This article was originally published by Sarah Wray on Cities Today, the leading news platform on urban mobility and innovation, reaching an international audience of city leaders. For the latest updates follow Cities Today on Twitter, Facebook, LinkedIn, Instagram, and YouTube, or sign up for Cities Today News.
Dublin is trialling mini urban distribution centers and powered walkers and quad cycles to enable city centre deliveries that don’t contribute to local emissions or congestion.
The pilot is funded by Dublin City Council, Enterprise Ireland and Belfast City Council and the system was developed as part of a Small Business Innovation Research (SBIR) challenge, which sought new approaches to optimizing deliveries.
Through this, design and manufacturing consultancy Fernhay developed the containers, bikes and walkers for global logistics carrier UPS to trial. The vehicles will enable workers to deliver goods such as groceries, medicine and parcels.
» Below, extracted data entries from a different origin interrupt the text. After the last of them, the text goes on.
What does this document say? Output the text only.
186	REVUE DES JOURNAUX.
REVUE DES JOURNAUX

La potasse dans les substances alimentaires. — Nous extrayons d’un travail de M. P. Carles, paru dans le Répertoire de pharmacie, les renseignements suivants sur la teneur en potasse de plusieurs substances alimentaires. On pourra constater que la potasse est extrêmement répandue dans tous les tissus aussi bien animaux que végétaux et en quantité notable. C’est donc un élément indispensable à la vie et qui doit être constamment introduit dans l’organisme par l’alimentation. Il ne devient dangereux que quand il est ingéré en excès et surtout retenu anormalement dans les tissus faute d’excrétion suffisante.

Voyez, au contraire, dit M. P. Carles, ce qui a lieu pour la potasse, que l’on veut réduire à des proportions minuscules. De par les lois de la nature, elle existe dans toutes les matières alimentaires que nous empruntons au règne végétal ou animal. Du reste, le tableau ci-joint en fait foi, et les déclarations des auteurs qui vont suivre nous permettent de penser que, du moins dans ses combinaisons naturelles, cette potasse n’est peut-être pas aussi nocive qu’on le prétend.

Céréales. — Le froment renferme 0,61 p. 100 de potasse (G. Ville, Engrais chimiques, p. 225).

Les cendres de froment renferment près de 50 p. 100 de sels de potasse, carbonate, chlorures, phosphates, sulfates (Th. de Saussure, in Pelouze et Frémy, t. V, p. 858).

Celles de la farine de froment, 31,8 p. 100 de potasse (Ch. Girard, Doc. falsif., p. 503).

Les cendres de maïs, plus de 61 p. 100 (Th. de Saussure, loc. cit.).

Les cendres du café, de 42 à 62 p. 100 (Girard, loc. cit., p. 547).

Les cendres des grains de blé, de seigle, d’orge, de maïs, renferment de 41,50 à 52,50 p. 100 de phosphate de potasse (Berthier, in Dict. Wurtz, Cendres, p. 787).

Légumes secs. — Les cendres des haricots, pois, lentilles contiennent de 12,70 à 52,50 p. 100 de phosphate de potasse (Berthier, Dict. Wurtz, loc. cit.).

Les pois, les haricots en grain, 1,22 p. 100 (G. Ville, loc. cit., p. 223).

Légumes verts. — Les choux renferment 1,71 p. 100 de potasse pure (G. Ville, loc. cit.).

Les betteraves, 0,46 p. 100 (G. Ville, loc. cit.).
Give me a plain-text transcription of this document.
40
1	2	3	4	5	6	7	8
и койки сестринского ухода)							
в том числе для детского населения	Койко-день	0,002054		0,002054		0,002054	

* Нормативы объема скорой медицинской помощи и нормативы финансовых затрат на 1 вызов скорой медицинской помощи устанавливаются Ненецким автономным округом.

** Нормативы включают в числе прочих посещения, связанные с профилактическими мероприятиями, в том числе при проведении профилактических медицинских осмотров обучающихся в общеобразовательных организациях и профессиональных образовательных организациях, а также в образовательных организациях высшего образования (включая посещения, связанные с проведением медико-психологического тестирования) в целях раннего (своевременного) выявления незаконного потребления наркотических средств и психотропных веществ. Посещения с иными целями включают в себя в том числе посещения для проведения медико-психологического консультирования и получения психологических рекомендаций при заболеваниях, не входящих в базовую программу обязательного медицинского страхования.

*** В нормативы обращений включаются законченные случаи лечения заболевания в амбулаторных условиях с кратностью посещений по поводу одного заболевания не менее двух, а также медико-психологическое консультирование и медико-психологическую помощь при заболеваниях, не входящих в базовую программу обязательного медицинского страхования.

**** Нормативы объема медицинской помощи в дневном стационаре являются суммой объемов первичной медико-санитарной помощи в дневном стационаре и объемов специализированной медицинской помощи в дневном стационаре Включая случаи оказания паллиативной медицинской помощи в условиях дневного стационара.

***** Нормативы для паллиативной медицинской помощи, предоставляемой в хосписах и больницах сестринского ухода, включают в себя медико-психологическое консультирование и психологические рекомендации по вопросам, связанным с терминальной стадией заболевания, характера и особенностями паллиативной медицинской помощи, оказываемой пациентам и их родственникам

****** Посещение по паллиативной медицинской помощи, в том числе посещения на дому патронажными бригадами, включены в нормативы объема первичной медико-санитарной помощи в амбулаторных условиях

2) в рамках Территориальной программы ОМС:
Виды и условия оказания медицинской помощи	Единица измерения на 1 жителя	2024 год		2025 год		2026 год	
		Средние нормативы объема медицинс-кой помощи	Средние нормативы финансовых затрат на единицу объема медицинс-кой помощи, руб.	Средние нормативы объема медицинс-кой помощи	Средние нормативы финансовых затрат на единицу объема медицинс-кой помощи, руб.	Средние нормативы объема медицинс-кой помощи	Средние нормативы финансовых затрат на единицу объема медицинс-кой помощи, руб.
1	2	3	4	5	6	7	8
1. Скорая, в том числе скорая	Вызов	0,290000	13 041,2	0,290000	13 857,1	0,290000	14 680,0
The hubs take in consignments and redistribute them for delivery using removable containers. With two of these mini distribution centres now up and running in Dublin, UPS says it has removed five diesel vehicles from the road, reducing carbon emissions by up to 45 percent.
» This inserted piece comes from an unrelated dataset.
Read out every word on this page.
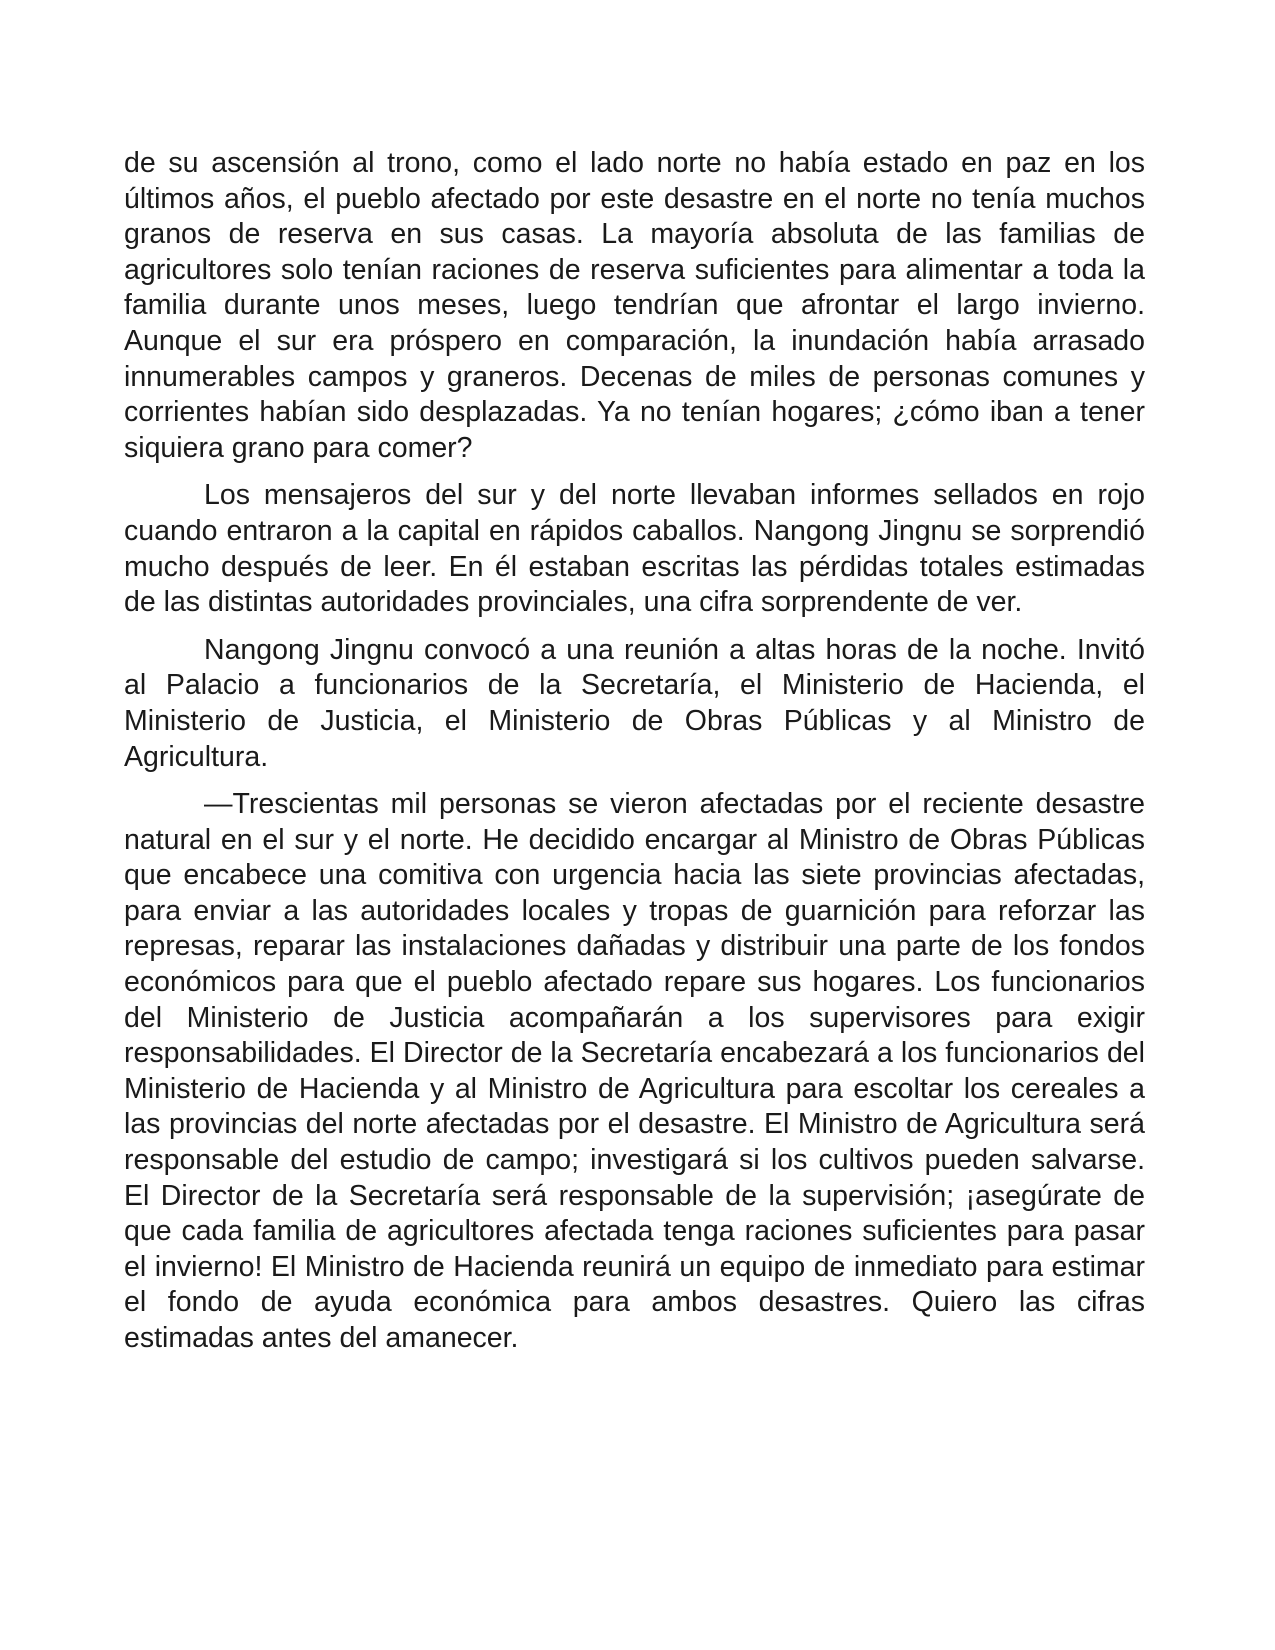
de su ascensión al trono, como el lado norte no había estado en paz en los últimos años, el pueblo afectado por este desastre en el norte no tenía muchos granos de reserva en sus casas. La mayoría absoluta de las familias de agricultores solo tenían raciones de reserva suficientes para alimentar a toda la familia durante unos meses, luego tendrían que afrontar el largo invierno. Aunque el sur era próspero en comparación, la inundación había arrasado innumerables campos y graneros. Decenas de miles de personas comunes y corrientes habían sido desplazadas. Ya no tenían hogares; ¿cómo iban a tener siquiera grano para comer?

Los mensajeros del sur y del norte llevaban informes sellados en rojo cuando entraron a la capital en rápidos caballos. Nangong Jingnu se sorprendió mucho después de leer. En él estaban escritas las pérdidas totales estimadas de las distintas autoridades provinciales, una cifra sorprendente de ver.

Nangong Jingnu convocó a una reunión a altas horas de la noche. Invitó al Palacio a funcionarios de la Secretaría, el Ministerio de Hacienda, el Ministerio de Justicia, el Ministerio de Obras Públicas y al Ministro de Agricultura.

—Trescientas mil personas se vieron afectadas por el reciente desastre natural en el sur y el norte. He decidido encargar al Ministro de Obras Públicas que encabece una comitiva con urgencia hacia las siete provincias afectadas, para enviar a las autoridades locales y tropas de guarnición para reforzar las represas, reparar las instalaciones dañadas y distribuir una parte de los fondos económicos para que el pueblo afectado repare sus hogares. Los funcionarios del Ministerio de Justicia acompañarán a los supervisores para exigir responsabilidades. El Director de la Secretaría encabezará a los funcionarios del Ministerio de Hacienda y al Ministro de Agricultura para escoltar los cereales a las provincias del norte afectadas por el desastre. El Ministro de Agricultura será responsable del estudio de campo; investigará si los cultivos pueden salvarse. El Director de la Secretaría será responsable de la supervisión; ¡asegúrate de que cada familia de agricultores afectada tenga raciones suficientes para pasar el invierno! El Ministro de Hacienda reunirá un equipo de inmediato para estimar el fondo de ayuda económica para ambos desastres. Quiero las cifras estimadas antes del amanecer.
Owen Keegan, Dublin City Council Chief Executive, said: “Collaboration is key to tackling the challenges facing our city right now so we are very happy to see our transportation department and smart city program working with innovative partners such as Fernhay and UPS to address last-mile deliveries. This solution helps the city adapt to the COVID-19 situation by enabling foot and bike deliveries and discouraging the return of congestion.”
Reimagining the last mile
A January World Economic Forum report forecast that the number of delivery vehicles in the world’s largest cities will increase 36 percent by 2030, resulting in a 32 percent rise in emissions from delivery traffic and a 21 percent increase in congestion. Since then, online shopping and food deliveries have surged during the pandemic and could change retail trends in the longer-term.
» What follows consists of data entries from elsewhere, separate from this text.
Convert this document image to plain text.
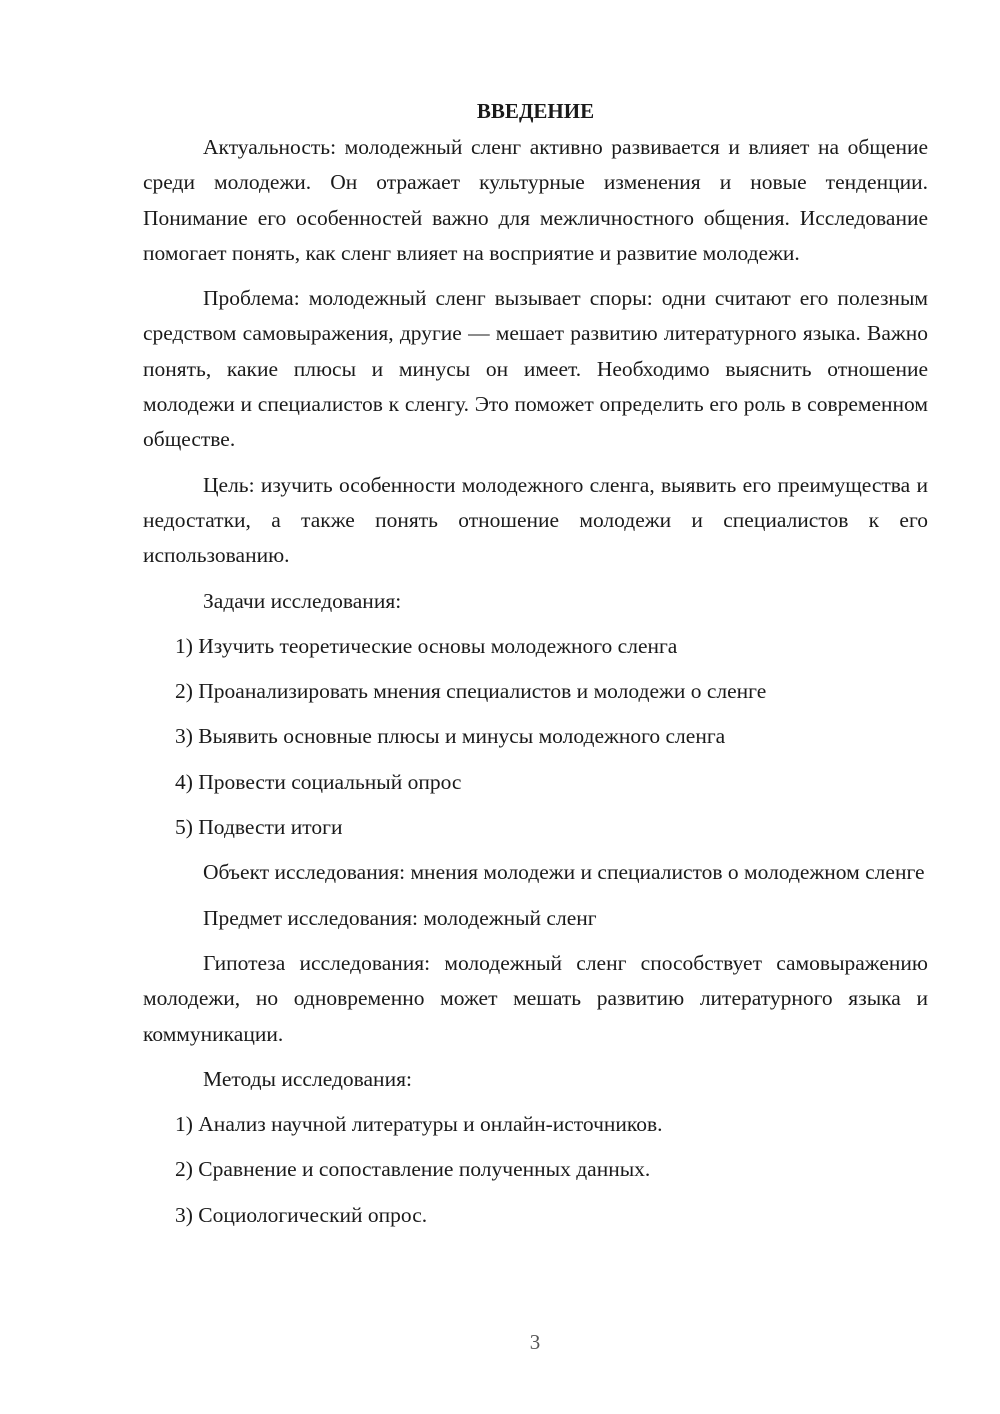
ВВЕДЕНИЕ

Актуальность: молодежный сленг активно развивается и влияет на общение среди молодежи. Он отражает культурные изменения и новые тенденции. Понимание его особенностей важно для межличностного общения. Исследование помогает понять, как сленг влияет на восприятие и развитие молодежи.

Проблема: молодежный сленг вызывает споры: одни считают его полезным средством самовыражения, другие — мешает развитию литературного языка. Важно понять, какие плюсы и минусы он имеет. Необходимо выяснить отношение молодежи и специалистов к сленгу. Это поможет определить его роль в современном обществе.

Цель: изучить особенности молодежного сленга, выявить его преимущества и недостатки, а также понять отношение молодежи и специалистов к его использованию.

Задачи исследования:

1) Изучить теоретические основы молодежного сленга

2) Проанализировать мнения специалистов и молодежи о сленге

3) Выявить основные плюсы и минусы молодежного сленга

4) Провести социальный опрос

5) Подвести итоги

Объект исследования: мнения молодежи и специалистов о молодежном сленге

Предмет исследования: молодежный сленг

Гипотеза исследования: молодежный сленг способствует самовыражению молодежи, но одновременно может мешать развитию литературного языка и коммуникации.

Методы исследования:

1) Анализ научной литературы и онлайн-источников.

2) Сравнение и сопоставление полученных данных.

3) Социологический опрос.

3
Peter Harris, UPS International Sustainability Director, said: “This is about reimagining last-mile logistics. Cities need solutions that eliminate emissions and congestion and this system achieves that. But it goes further. The ability to load the box that the eWalker and the eQuad carry anywhere within our network will help UPS operate more efficiently. Taking this concept of removable containers, long since practiced in long haul freight, into the urban environment is a game-changer and furthers UPS’s long-standing commitment to bring its customers sustainable solutions.”
Dublin could expand the trial to other operators and Belfast will follow the pilot to assess the possibility of rolling out a similar system.